Elucidating L-tyrosine crystal phase transitions by Raman spectroscopy and ab initio calculations

We report here the analysis of the vibrational properties of the L-tyrosine crystal by means of Raman spectros-copy, as well as DFT calculations. The structural stability of the sample was also investigated under high pres-sure. Single crystals were obtained by the slow solvent evaporation technique. X-ray diffraction experiments were performed at ambient pressure and confirmed the crystalline structure. Simulations of tyrosine dimers allowed us to know some lattice modes. Raman spectra were acquired under ambient conditions and confirmed by ab initio calculations. The classification of the Raman modes is presented and as will be shown, the theoretical results agree with the experimental data. In addition, high pressure Raman spectra were measured from ambient pressure up to 5.9 GPa. The pressure-dependent studies showed that this sample undergoes two phase transitions, at approximately 2 GPa and 3.6 GPa. The transition at 2 GPa is characterized by change of bands in the low-wavenumber region of the spectrum and splitting of a mode associated with torsion of NCCC and rocking of NH3. In the phase transition at 3.6 GPa, changes in the lattice modes and variation of d omega/dP for modes between 300 and 450 cm-1 are observed. The observed transitions were reversible when the system brought back to ambient pressure. This study is the first on the crystal of the amino acid L-tyrosine subjected to high pressures, allowing the observation and understanding of the structural and vibrational behavior under these conditions, possibly expanding the possibilities of using this material.

Automated summary

In this study, the vibrational properties of L-tyrosine crystal were analyzed using Raman spectroscopy and DFT calculations.
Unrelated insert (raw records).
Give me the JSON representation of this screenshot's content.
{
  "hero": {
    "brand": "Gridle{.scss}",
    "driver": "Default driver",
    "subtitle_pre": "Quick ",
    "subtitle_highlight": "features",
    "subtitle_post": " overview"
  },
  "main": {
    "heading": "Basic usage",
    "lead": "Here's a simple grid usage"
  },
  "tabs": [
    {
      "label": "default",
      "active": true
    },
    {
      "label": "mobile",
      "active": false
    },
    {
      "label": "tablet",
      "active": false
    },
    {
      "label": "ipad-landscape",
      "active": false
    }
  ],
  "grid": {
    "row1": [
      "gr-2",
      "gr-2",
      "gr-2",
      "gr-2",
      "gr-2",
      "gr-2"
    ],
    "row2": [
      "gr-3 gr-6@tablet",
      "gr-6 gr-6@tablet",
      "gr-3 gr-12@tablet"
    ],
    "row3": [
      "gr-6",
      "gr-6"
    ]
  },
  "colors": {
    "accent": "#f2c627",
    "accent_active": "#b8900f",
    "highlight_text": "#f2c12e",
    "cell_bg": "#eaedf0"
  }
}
The structural stability of the sample under high pressure was also investigated. High pressure Raman spectra revealed two phase transitions at approximately 2 GPa and 3.6 GPa, with changes observed in lattice modes and certain frequency ranges. The reversibility of the transitions was confirmed upon returning the system to ambient pressure. This study provides valuable insights into the structural and vibrational behavior of L-tyrosine under high pressures.